Special Counsels, Independent Counsels, Principal Officers, Inferior Officers, Employees -- Lions and Tigers And Bears -- Oh My!!!!
Did Attorney General Garland Violate the Constitution by Appointing Jack Smith as a "Special Counsel"?
Yesterday the Judge in the Florida documents case held a hearing on the motion to dismiss filed by the Trump defense on the basis that Speçial Counsel Jack Smith is not lawfully occupying the office to which Attorney General Merrick Garland appointed him into.
This is a convoluted legal problem that — for lack of a better description — pits an accepted modern practice based on necessity against the formulations of Executive Power established by the Founders and only obliquely spelled out in various documents that date back to the drafting of the Constitution.
The modern practice is to appoint a “special prosecutor” whenever a matter arises that requires a criminal investigation but the subject matter is such that the DOJ is going to be seen as “biased” primarily due to political considerations.
The historical problem is that the framers of the Constitution wanted the exercise of executive power to be accountable, and that the limits of executive power be subject to the kinds of “checks and balances” reflected by the requirement that some Executive Branch offices be subjected to Senate confirmation.
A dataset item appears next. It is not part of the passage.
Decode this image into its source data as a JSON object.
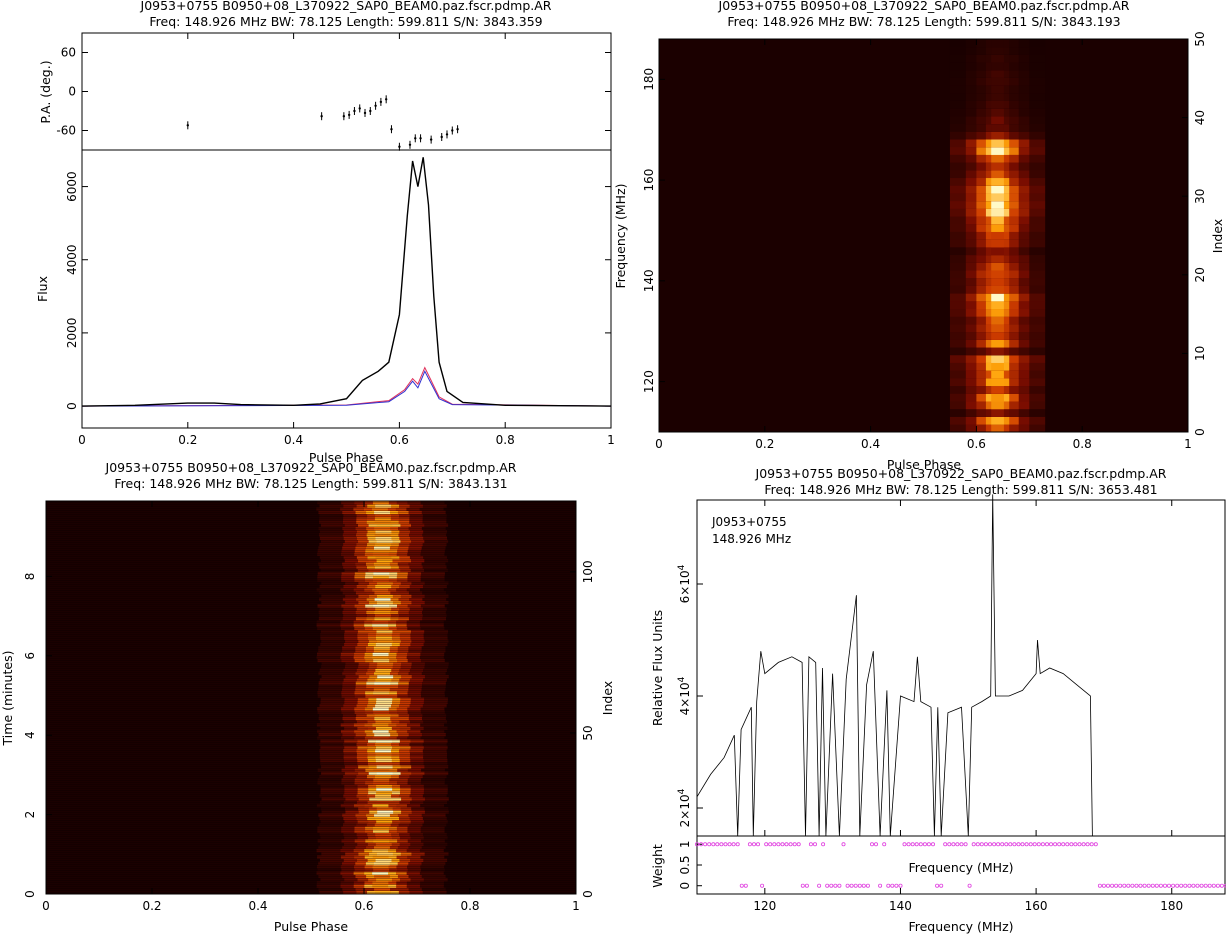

On February 22, 2024, the Trump legal defense made a Motion to Dismiss the Indictment on the grounds that Jack Smith, a private citizen when chosen, is not able to hold the “Office” of “Special Counsel” given that he was not appointed by the President and confirmed by the Senate, which are requirements for any individual who occupies an “Office of the United States.”
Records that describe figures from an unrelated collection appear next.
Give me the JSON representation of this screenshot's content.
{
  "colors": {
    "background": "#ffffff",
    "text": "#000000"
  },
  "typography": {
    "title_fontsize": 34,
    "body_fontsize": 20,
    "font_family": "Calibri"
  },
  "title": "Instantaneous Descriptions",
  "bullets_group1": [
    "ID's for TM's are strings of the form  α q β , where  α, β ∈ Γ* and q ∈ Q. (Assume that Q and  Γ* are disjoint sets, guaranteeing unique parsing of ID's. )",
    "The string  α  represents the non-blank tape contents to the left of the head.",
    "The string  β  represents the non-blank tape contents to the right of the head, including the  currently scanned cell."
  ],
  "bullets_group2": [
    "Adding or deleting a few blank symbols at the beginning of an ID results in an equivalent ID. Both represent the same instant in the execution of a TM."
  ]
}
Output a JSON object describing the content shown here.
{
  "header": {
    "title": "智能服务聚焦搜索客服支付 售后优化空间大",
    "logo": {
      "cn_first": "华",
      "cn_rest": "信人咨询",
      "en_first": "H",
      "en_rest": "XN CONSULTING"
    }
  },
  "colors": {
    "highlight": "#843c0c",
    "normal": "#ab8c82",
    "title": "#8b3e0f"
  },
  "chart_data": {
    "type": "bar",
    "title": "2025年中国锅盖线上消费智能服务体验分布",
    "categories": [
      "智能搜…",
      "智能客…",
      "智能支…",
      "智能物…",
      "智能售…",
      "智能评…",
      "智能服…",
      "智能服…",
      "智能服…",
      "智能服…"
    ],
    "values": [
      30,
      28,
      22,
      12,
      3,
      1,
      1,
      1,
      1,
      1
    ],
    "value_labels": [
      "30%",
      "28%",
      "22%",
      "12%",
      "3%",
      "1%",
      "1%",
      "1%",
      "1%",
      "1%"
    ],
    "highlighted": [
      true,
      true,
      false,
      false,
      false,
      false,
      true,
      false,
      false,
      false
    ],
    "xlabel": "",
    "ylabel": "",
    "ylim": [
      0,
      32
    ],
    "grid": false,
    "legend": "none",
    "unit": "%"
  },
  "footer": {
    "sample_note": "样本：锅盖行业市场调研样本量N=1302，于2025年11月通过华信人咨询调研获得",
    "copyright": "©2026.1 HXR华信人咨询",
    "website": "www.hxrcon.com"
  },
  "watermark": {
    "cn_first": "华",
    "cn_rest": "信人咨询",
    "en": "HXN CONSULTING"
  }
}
This motion tracks an Amicus brief filed by former Attorney General Edwin Meese in the Court of Appeals for the District of Columbia when FPOTUS Trump’s motion to dismiss based on immunity was pending before that Court. But Trump’s defense had not raised the issue in the District Court. Because of that, it was not something that the Trump defense could raise for the first time in the appeals court. When the immunity issue was heard by the Supreme Court, Justice Thomas asked the attorney representing FPOTUS Trump if they were making this claim and the response was “No” - not in the D.C. case. But the motion had been filed in the Florida case at the time of the April oral argument before the Supreme Court.